Nondimeno, nonostante le differenze tra i due leader, la partnership con l’Argentina di Milei fornirebbe a lei e a Fratelli d’Italia l’opportunità di imbastire relazioni con formazioni della “nuova” destra latinoamericana, mettendo definitivamente in soffitta i “ruggenti” e nostalgici anni del neofascismo del periodo della Guerra fredda. Questa ipotetica intesa, inoltre, nel quadro di una offensiva geopolitica che poggi sulla nazione rioplatense come testa di ponte, aprirebbe le porte di una regione dove, fino a oggi, sono stati i partiti del variegato mondo del centro-sinistra italiano a farla da padroni, grazie ai rapporti intessuti dagli anni Sessanta in poi.
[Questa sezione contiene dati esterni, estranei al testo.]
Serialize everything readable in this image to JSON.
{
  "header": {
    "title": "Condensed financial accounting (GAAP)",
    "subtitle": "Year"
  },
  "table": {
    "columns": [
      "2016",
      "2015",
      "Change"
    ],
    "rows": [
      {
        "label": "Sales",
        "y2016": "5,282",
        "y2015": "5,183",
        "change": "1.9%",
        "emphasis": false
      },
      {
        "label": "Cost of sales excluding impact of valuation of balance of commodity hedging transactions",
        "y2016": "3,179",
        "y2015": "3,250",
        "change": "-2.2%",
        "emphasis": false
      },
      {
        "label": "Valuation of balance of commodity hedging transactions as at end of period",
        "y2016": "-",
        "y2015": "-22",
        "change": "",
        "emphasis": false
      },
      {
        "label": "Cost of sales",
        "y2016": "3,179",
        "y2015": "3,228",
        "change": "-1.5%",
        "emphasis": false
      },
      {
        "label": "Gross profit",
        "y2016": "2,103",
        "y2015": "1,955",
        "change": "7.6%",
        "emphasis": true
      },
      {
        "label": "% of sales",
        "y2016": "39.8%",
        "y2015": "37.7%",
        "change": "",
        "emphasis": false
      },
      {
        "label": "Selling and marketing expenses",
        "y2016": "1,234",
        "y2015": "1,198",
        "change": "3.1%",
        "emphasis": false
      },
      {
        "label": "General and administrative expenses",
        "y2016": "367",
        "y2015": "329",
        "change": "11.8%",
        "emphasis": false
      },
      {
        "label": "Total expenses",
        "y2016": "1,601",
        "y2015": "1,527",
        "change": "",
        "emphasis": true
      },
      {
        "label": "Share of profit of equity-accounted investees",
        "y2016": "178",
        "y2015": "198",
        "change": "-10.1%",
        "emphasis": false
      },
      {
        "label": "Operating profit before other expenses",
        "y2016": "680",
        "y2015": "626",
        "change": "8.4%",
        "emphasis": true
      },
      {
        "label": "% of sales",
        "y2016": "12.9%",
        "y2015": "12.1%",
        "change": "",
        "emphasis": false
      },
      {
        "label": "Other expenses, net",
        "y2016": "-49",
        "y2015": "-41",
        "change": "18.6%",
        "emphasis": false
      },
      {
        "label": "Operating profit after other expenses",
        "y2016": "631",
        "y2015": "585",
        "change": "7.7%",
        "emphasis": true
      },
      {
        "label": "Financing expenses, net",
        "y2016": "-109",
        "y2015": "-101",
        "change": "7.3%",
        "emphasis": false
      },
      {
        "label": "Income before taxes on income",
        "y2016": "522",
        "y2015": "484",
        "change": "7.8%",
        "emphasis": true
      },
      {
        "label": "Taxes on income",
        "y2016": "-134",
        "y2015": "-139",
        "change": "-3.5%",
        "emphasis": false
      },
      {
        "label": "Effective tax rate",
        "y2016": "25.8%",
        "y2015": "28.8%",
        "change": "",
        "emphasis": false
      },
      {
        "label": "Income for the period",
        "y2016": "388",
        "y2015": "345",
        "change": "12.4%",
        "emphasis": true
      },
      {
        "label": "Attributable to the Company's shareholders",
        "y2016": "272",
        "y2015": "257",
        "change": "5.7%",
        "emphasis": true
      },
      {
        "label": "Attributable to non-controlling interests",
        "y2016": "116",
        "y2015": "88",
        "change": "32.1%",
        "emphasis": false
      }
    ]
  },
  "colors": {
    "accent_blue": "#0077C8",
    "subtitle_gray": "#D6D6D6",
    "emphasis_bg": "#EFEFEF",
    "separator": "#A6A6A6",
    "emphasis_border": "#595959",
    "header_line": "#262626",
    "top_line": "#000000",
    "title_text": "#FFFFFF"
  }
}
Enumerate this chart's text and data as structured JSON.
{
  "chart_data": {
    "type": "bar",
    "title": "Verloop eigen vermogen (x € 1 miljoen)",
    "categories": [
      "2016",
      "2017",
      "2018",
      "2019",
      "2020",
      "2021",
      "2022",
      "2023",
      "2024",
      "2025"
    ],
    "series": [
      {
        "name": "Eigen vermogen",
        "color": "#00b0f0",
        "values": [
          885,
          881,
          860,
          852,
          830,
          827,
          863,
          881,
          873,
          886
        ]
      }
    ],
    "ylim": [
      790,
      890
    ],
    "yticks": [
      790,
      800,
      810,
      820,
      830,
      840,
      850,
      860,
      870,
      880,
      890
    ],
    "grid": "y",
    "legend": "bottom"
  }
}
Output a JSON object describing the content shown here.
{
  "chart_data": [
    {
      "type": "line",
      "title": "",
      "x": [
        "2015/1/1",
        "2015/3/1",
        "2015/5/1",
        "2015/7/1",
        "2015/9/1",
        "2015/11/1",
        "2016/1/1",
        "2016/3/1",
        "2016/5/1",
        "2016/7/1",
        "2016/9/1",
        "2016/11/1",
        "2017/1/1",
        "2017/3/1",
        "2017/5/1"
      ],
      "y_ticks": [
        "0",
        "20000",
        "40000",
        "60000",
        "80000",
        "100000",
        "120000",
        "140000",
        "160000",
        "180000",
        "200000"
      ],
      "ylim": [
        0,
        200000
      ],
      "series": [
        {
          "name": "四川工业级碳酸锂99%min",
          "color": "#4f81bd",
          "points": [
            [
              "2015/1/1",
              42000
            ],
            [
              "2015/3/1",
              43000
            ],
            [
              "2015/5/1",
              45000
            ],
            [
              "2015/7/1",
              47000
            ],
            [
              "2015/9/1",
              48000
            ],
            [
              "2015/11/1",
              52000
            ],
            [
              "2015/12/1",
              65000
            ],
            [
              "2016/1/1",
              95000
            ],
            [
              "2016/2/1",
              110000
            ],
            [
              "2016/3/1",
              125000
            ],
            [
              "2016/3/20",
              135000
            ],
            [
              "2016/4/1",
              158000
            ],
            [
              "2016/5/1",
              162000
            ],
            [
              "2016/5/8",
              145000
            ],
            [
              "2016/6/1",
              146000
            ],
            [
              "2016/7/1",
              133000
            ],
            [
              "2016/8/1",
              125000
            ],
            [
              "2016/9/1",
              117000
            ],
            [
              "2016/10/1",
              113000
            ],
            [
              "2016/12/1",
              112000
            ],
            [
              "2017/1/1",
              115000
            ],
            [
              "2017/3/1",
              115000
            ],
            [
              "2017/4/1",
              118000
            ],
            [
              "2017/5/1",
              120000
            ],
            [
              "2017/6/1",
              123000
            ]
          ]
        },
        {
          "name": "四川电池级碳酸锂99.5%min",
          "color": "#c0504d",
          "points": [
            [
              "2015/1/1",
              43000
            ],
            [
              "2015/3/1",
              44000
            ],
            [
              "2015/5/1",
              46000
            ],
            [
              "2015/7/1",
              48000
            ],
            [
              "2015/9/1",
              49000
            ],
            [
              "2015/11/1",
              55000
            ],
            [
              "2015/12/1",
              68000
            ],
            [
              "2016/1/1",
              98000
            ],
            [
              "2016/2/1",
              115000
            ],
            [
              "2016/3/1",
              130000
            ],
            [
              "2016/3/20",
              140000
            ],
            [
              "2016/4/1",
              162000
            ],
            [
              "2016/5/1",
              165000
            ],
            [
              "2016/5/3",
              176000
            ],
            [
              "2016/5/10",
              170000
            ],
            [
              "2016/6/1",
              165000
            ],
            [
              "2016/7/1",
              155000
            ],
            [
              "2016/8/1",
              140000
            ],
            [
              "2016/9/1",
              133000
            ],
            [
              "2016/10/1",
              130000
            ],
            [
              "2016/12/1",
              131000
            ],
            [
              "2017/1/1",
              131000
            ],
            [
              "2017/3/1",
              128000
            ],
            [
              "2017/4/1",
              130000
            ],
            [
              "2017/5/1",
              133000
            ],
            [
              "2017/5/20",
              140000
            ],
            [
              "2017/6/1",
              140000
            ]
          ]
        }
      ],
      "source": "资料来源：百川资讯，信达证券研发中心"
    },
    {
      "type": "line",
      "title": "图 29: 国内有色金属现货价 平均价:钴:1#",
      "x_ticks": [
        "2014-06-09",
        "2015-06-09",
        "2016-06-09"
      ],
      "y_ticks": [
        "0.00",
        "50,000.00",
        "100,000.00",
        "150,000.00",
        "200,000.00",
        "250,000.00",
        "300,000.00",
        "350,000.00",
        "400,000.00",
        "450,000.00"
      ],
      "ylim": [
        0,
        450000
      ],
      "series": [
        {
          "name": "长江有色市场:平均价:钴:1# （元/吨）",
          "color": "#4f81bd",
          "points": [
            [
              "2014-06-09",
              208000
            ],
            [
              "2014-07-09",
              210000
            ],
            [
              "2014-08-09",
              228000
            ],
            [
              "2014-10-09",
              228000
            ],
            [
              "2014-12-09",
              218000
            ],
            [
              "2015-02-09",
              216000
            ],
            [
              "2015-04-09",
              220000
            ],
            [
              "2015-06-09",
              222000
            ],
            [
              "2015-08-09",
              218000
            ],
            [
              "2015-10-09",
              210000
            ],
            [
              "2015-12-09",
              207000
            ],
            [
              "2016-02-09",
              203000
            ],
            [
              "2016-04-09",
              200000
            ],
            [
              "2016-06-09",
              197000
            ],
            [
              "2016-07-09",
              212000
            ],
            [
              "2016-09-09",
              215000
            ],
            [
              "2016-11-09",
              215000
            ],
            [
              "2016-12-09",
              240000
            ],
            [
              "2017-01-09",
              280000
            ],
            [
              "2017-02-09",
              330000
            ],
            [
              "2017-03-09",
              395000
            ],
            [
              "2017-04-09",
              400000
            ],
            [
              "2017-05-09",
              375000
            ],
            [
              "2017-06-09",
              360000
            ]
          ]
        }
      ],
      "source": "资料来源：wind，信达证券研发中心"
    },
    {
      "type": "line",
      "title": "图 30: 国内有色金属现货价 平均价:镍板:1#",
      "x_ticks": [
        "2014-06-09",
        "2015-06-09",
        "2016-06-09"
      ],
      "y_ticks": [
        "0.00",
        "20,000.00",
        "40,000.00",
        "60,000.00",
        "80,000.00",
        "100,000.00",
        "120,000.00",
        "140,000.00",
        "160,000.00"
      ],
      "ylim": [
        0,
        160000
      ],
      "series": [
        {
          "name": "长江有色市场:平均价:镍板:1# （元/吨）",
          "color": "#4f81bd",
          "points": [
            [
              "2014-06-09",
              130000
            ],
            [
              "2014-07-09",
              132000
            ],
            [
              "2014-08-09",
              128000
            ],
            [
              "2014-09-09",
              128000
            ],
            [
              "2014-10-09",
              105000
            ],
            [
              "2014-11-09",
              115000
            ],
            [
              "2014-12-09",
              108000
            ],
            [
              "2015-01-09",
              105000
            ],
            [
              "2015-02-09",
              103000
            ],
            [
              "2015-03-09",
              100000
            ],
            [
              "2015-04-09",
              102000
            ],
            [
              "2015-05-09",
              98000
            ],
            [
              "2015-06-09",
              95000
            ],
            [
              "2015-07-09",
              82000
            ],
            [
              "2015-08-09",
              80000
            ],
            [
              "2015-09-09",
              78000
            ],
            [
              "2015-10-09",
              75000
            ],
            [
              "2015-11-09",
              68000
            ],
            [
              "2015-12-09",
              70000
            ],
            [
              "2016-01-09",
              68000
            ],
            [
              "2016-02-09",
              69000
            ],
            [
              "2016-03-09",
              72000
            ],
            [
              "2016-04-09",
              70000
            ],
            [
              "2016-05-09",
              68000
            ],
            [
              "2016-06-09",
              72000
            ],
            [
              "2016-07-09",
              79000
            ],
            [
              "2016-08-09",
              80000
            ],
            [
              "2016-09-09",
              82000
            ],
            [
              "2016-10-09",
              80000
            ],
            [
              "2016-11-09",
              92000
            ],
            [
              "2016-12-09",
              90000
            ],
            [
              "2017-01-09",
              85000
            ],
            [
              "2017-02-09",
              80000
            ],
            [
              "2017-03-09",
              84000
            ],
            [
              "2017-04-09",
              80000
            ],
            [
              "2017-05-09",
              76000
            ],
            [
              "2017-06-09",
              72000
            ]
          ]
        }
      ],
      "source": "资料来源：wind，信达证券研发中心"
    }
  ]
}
Pertanto, si tratterebbe di un’iniziativa che qualcuno potrebbe associare a quella del Ventennio, aggiornata al Ventunesimo secolo, certo su altre basi e con un profilo più basso, ma ugualmente interessante.
Se quanto ho poc’anzi indicato può apparire fantapolitica, la realtà dei fatti dovrebbe suggerire alla presidente del Consiglio Meloni di tenere presente che la settimana prossima si troverà dinanzi il massimo rappresentante della terza economia della regione dopo Brasile e Messico, nonché membro qualificato del Mercosur e del G20. Un capo di stato, peraltro, che ha deciso che l’Argentina non aderirà ai Brics, e che, con la sua politica di apertura economica, potrebbe fornire preziose opportunità per gli interessi italiani. Meloni e la sua compagine “nazionalista” potrebbero, quindi, trarre profitto dall’ultraliberismo di Milei.
E dovrebbero, altresì, ricordarsi che l’ultimo premier italiano a recarsi a Buenos Aires è stato Matteo Renzi, nel febbraio del 2016. Sono seguiti quattro esecutivi e passati otto anni. Un tempo sufficiente per recarsi nuovamente sull’altra sponda dell’Atlantico.